Microbiome dataset from the DREAM Challenge, led by the March of Dimes Prematurity Research Center at UCSF (Tomiko Oskotsky, MD, Scientific Director, March of Dimes Prematurity Research Center, UCSF and Marina Sirota, PhD, professor / BCHSI Interim Director), is one of 10 datasets selected for integration into the NAIRR Pilot.
This dataset includes >3,500 vaginal microbiome samples from ~1,300 pregnant women across multiple studies, harmonized using the MaLiAmPi tool developed by Jonathan Golob. More details on the dataset and the DREAM Challenge are available in the team’s Cell Reports Medicine publication
This dataset, along with other pregnancy-related omics datasets, is accessible through the March of Dimes Prematurity Research Data Repository (https://pretermbirthdb.org). See MOD press release The UCSF MOD team is thrilled to see this resource shared more broadly through NSF’s platform and looks forward to the future opportunities it will enable.

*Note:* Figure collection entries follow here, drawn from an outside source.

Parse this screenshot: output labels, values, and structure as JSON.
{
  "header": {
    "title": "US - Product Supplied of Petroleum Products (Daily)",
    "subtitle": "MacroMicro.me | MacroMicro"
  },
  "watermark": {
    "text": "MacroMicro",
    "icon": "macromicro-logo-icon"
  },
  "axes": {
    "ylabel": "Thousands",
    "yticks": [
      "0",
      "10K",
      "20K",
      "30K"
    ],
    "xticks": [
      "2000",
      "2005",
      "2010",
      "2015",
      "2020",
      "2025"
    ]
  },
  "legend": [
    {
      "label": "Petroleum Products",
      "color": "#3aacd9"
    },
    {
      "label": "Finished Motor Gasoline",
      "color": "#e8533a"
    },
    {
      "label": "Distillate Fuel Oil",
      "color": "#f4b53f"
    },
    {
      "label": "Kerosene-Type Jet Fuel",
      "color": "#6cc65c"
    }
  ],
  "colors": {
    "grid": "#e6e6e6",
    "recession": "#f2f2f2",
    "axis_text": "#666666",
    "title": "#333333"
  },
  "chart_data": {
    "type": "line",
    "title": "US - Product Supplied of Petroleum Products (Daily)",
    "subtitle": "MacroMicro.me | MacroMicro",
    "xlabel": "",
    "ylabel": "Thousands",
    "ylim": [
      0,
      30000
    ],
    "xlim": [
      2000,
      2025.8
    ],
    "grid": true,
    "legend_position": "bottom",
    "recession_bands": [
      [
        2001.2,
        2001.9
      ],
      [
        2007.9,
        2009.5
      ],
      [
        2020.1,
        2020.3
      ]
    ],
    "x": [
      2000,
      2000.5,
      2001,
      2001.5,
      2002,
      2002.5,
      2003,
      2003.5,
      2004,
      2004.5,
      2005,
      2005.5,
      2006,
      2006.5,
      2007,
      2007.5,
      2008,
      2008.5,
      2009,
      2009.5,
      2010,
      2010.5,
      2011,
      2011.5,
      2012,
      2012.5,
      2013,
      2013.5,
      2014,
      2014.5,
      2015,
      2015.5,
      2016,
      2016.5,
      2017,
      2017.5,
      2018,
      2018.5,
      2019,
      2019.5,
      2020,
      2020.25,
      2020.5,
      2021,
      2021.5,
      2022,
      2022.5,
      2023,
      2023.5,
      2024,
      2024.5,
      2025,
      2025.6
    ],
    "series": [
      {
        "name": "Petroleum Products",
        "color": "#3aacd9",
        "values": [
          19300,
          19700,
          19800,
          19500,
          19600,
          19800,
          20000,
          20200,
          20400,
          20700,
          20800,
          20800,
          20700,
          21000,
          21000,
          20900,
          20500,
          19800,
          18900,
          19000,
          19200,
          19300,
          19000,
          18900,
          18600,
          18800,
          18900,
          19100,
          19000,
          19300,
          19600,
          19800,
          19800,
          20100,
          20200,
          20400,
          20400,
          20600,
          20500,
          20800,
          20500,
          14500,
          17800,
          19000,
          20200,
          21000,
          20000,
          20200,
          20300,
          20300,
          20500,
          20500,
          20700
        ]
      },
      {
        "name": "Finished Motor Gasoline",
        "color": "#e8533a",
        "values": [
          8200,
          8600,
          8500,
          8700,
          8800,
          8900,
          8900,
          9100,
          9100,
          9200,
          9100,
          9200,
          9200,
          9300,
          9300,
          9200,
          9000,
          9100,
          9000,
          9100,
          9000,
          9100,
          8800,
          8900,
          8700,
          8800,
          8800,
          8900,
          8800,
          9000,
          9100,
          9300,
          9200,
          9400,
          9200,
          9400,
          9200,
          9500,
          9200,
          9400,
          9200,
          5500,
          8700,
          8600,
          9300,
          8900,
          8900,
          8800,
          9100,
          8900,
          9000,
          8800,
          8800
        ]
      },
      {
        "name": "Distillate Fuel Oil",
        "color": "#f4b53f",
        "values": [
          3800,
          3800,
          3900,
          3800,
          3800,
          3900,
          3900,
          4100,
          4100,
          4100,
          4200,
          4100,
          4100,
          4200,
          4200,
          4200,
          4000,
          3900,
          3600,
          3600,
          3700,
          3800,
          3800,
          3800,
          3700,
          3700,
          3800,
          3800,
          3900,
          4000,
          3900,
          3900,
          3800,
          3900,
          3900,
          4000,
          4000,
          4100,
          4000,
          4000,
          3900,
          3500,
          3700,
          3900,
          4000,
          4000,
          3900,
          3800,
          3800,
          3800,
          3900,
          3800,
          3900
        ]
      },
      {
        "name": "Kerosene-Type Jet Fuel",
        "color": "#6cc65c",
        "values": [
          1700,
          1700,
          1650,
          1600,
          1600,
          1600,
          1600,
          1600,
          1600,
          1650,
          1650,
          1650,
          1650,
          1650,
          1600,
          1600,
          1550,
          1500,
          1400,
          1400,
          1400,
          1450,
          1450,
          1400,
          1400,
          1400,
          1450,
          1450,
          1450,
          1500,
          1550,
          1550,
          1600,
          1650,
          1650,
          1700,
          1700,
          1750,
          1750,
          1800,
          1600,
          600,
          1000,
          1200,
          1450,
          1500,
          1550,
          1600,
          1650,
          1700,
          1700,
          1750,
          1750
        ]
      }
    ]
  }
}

UCSF Industry Documents Library
BCHSI Associate Director, Knowledge Computing, [KT1] Gundolf Schenk, PhD, and team collaborated with UCSF’s Industry Documents Library (IDL) to explore how to de-identify archival documents through a tool they created called “Philter” – Protected Health Information Filter. The IDL is a digital archive containing over 25 million documents publicly released from industries which impact public health. The partnership with BCHSI has supported IDL in its efforts to identify and safeguard personal information before documents are made public. UCSF IDL is frequently used by UCSF faculty, staff, and students in public health research and is also one of the selected 10 datasets to be integrated into the NAIRR Pilot.